Eventually, Nephi II, like Elijah the Tishbite, seals up the heavens and a drought drives the people to blame the Gadianton Robbers for God's anger and they are pushed out of power. Mormon doesn't tell us who immediately takes over the judgement seat, after Seezrom, but it isn't Nephi II; he was translated. 

After a short period of Nephite righteousness, the Gadianton Robbers are reconstituted in the mountains. An urban founding and retreat to the mountains is common for other historical paramilitary groups;, like Castro, Mao and Ho Chi Minh.

However, this second wave of Gadiantons makes inroads into Lamanite society before eventually  being stamped out. It is during this time that the wicked Nephites are called to repentance by a Lamanite prophet, Samuel the Lamanite, who makes calendar prophecies atop a city wall. 

Some Nephites, still full of nativist sentiment, try shooting him down with arrows but, miraculously, Samuel is unharmed. What would a Lamanite prophet have to say to the Nephites? Nothing, unless of course those Nephites were under some kind of Lamanite political control; in the ancient world the Church and the State were one and the same. 

So if, not long  after the Amalickiahite Wars, the Nephites were vassals of the Lamanites, why didn't Mormon just say so? The answer is simple: doing so would undermine the message of the Book of Alma; anything less than a complete and enduring victory would make Captain Moroni's story less grand and impactful. Recognizing rhe original Gadianton Robbers as freesom fighters also undermines Mormon's depiction of Gadianton Robbers and "secret combinations" as pure evil. Mormon instead highlights their later decadence.

As Grant Hardy has observed: "as a historian, he needs to present an overview of Nephite history that is true to his sources; as a writer, he wants to construct a narrative that is aesthetically pleasing and compelling; and as a moralist, he takes responsibility for teaching correct doctrine and providing spiritual guidance.
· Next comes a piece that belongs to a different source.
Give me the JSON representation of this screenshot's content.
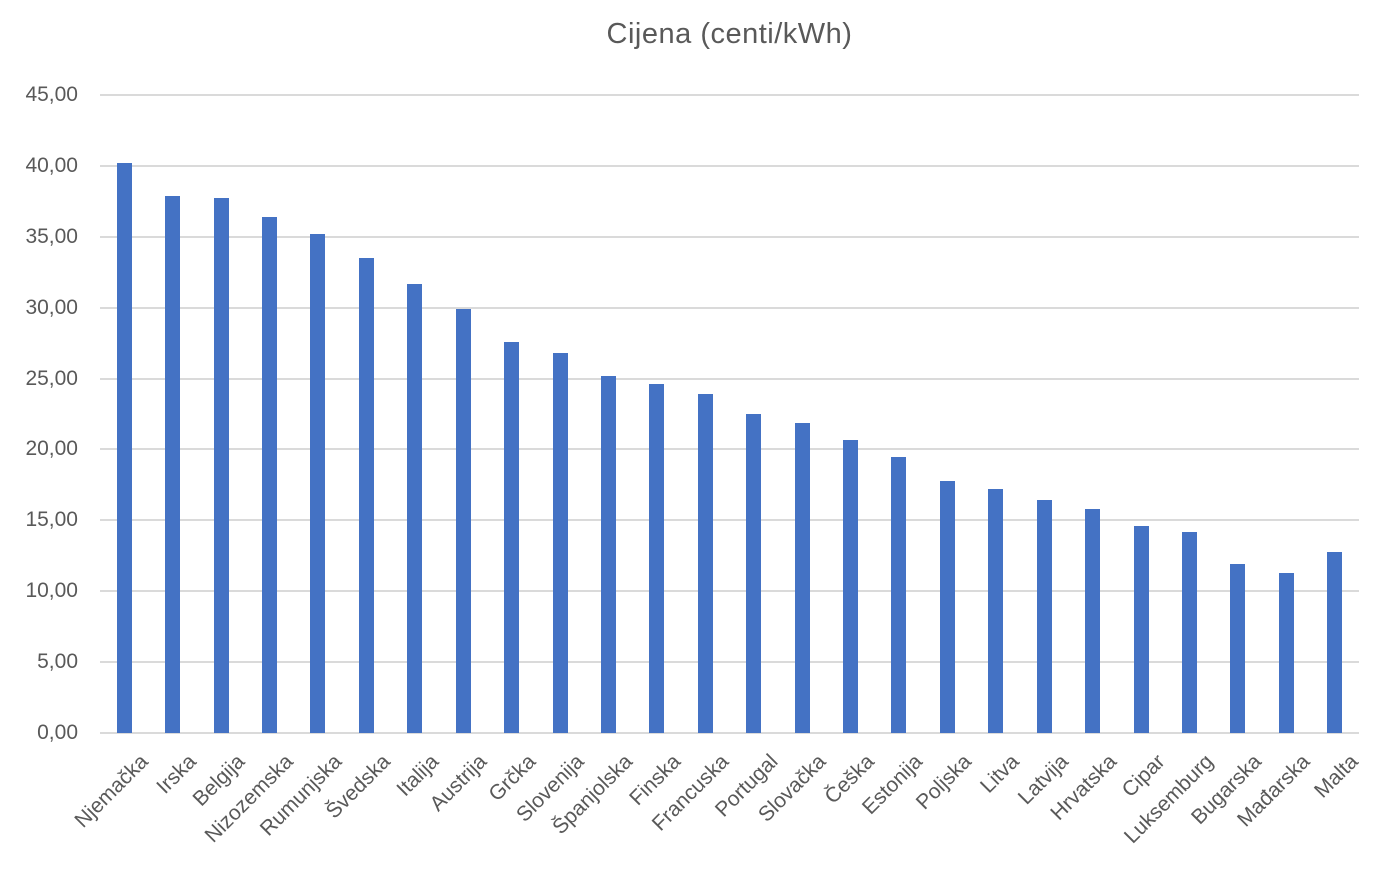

Unfortunately, the demands of historical accuracy, literary excellence, and moral clarity do not always fit well together, and if we read closely we can see Mormon struggling to reconcile them."

H.D.F. Kitto once wrote of Thucydides that, given the amount of source material available to him, "one of his chief preoccupations must have been to leave things out." 

In Alma 49, speaking of the city of Noah, Hardy explains that "Mormon did know more about why so many inhabitants of Noah had met their deaths,but he chose not to share that information in Alma 16, because that would have disrupted the clear moral point that he was trying to make"(Alma 49:13-15; Alma 16:3). 

Mormon also tells the story of Ammonihah's destruction before the story of Ammon's mission to the Lamanites because Ammon's pacifist converts were the indirect cause of Ammonihah's destruction, again, undercutting the spiritual point he was then trying to make, that wicked people who kill the righteous will be punished by God. 

Viewing the original Gadianton Robbers as nativist insurgents, with the Nephites as vassals to the Lamanites, explains the cycle of violence described in the Book of Helaman; it also demonstrates how Mormon's need to moralize could get in the way of writing history.